Certainly many “integrative” practitioners have wholeheartedly embraced the concept of patient-centered care. However, they have done so more out of a desire to be able to justify placebo medicine. If it makes the patient feel better, it must be better, you know, just like the sham acupuncture that made the asthma patients feel better without reversing their underlying airway constriction. Those patients felt great and probably would continue to feel great until they turned blue. “Patient-centered care” is easy when it devolves into giving the patient what she wants without consideration of science. Real patient-centered care is hard and must contend with situations where what the patient wants is unrealistic or impossible.

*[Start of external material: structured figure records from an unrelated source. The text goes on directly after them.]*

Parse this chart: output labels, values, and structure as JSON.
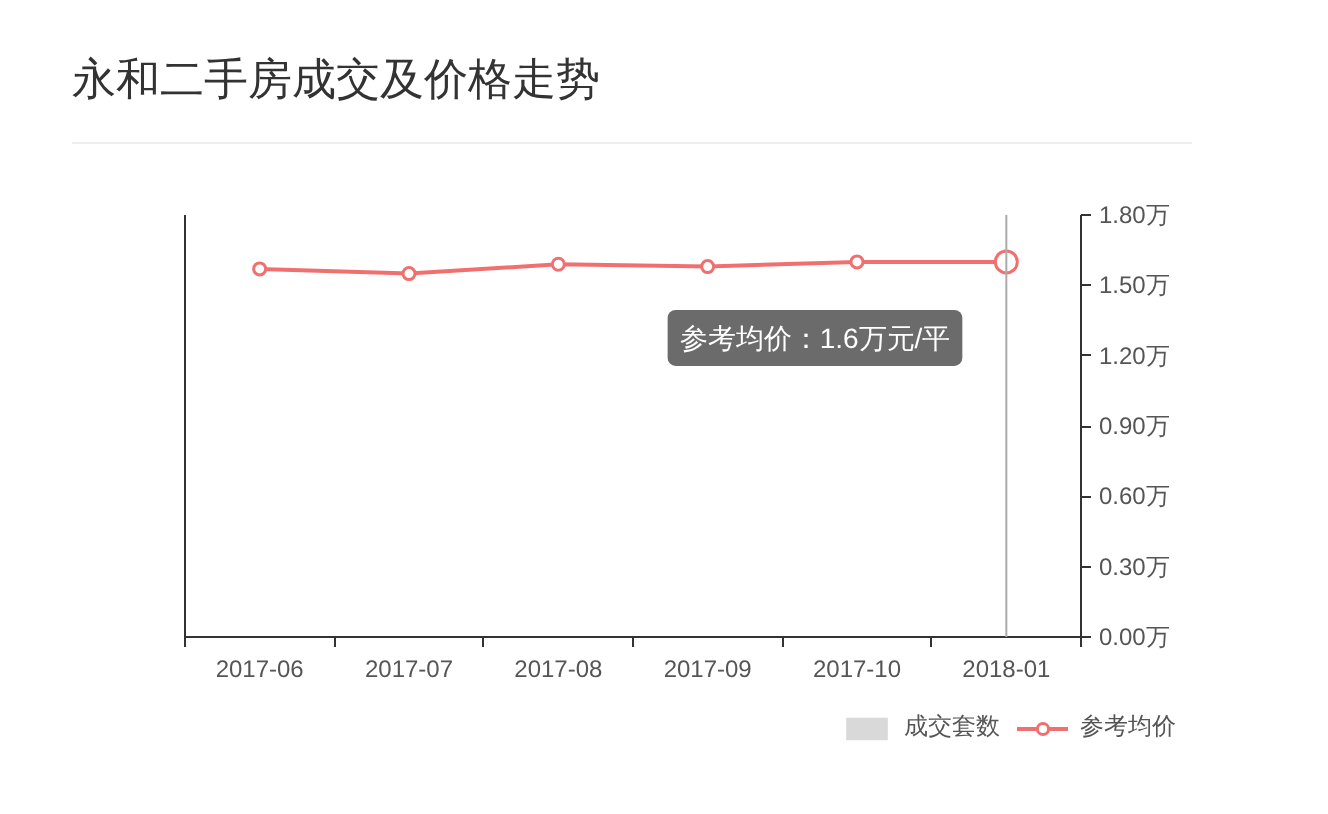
{
  "chart_data": {
    "type": "line",
    "title": "永和二手房成交及价格走势",
    "categories": [
      "2017-06",
      "2017-07",
      "2017-08",
      "2017-09",
      "2017-10",
      "2018-01"
    ],
    "series": [
      {
        "name": "成交套数",
        "type": "bar",
        "color": "#d9d9d9",
        "values": [
          null,
          null,
          null,
          null,
          null,
          null
        ]
      },
      {
        "name": "参考均价",
        "color": "#f07070",
        "values": [
          1.57,
          1.55,
          1.59,
          1.58,
          1.6,
          1.6
        ]
      }
    ],
    "ylim": [
      0,
      1.8
    ],
    "yticks": [
      {
        "value": 0,
        "label": "0.00万"
      },
      {
        "value": 0.3,
        "label": "0.30万"
      },
      {
        "value": 0.6,
        "label": "0.60万"
      },
      {
        "value": 0.9,
        "label": "0.90万"
      },
      {
        "value": 1.2,
        "label": "1.20万"
      },
      {
        "value": 1.5,
        "label": "1.50万"
      },
      {
        "value": 1.8,
        "label": "1.80万"
      }
    ],
    "marker": "circle",
    "grid": false,
    "legend": "bottom right",
    "ref_lines": [
      {
        "axis": "x",
        "value": "2018-01",
        "color": "#aaaaaa"
      }
    ],
    "annotations": [
      {
        "text": "参考均价：1.6万元/平",
        "x": "2018-01",
        "y": 1.6
      }
    ]
  }
}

Certainly a better model is the one described by Barry and Edgman-Levitan, which calls for shared decision-making:
For some decisions, there is one clearly superior path, and patient preferences play little or no role — a fractured hip needs repair, acute appendicitis necessitates surgery, and bacterial meningitis requires antibiotics. For most medical decisions, however, more than one reasonable path forward exists (including the option of doing nothing, when appropriate), and different paths entail different combinations of possible therapeutic effects and side effects. Decisions about therapy for early-stage breast cancer or prostate cancer, lipid-lowering medication for the primary prevention of coronary heart disease, and genetic and cancer screening tests are good examples. In such cases, patient involvement in decision making adds substantial value.
This is probably true, but it depends upon the patient being provided with scientifically valid information to help guide their part of the shared decision-making process. I’ve frequently referred to a concept that I like to call “misinformed consent.” Basically, that’s how practitioners of unscientific nonsense will exaggerate the benefits and minimize the risks of their recommendations, all the while exaggerating the harms and minimizing the benefits of conventional therapies. A particularly apt example is the antivaccine movement, which tries to convince people that vaccines don’t work and are very dangerous. CAM practitioners do the same thing in their vision of “patient-centered care,” but informed consent is not optional, and without informed consent patient-centered care cannot work.
I wonder whether the editors realized that they just might be making a statement when they juxtaposed Dr. Srivastava’s article about what happens when “integrative” care runs rampant with three articles describing the very “patient-centered” care that such practitioners take advantage of. It’s not possible to have real patient-centered care without real informed consent, and “integrative medicine” relies on misinformed consent.